In 1892, Luke and Mary’s other son, Lawrence, was employed as a cheese-maker at the recently opened Fallon Creamery owned by George Burbank. Lawrence may be one of the figures in the photograph above. The creamery was transporting the enormous cheese via the North Pacific Coast Railroad to the 1894 Midwinter Exposition in Golden Gate Park. The Exposition was the brainchild of Michael H. DeYoung and included many of the exhibits from the previous year’s Chicago World’s Fair. The Japanese Tea Garden and DeYoung Museum in Golden Gate Park are remnants of that exposition. Two years later, Fallon Creamery won first prize for a 658 lb. cheddar cheese entered into competition at the annual Mechanic’s Exhibition in San Francisco. Business for the creamery continued to expand in the 1890s and a San Francisco Call article claimed that the Fallon Creamery was, “the largest in the county.” The creamery sold its butter, cheese, and milk products as far away as Sacramento and in one year alone processed over 744,000 gallons of milk which was turned into 246,000 lbs. of butter and 90,000 lbs. of cheese.

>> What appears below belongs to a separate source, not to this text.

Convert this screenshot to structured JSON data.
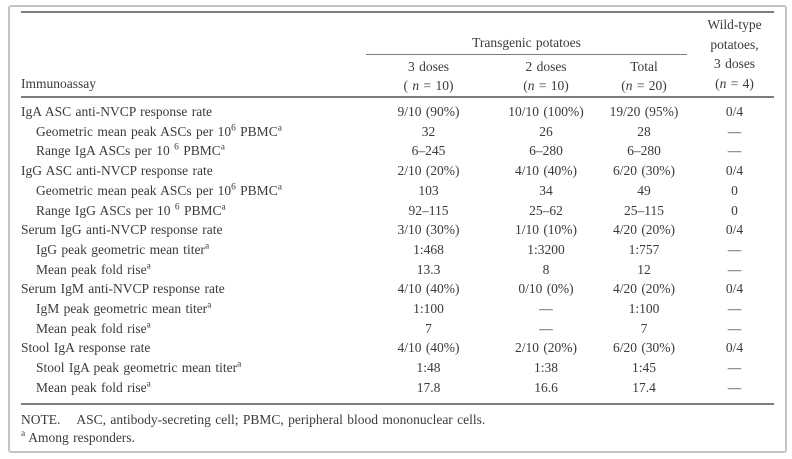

The Fallon Creamery changed owner’s and was updated and modernized in 1909. Unfortunately, disaster struck in the early morning hours of August 12, 1912, when the structure caught fire and was destroyed. Also lost in the blaze was the Cornett Brothers warehouse, the train station and an egg packing and feed warehouse belonging to creamery owners Charles Pozzi and Angelo Poncia. The fire was described by the distant Los Angeles Herald as “ destroying practically the whole village.” The creamery was re-established farther south near Tomales and Fallon began its slow decline into obscurity.
Today, if you drive north from Tomales and take the left hand turn on Whitaker Bluff Rd, you will soon pass a few buildings on your left that are all that is left of Fallon. The large, wooden, two-story structure, the Cornett Brothers Grocery Store at the time, survived the conflagration with the help of local residents fighting the flames and the old railroad depot water tank can still be seen on the hill above.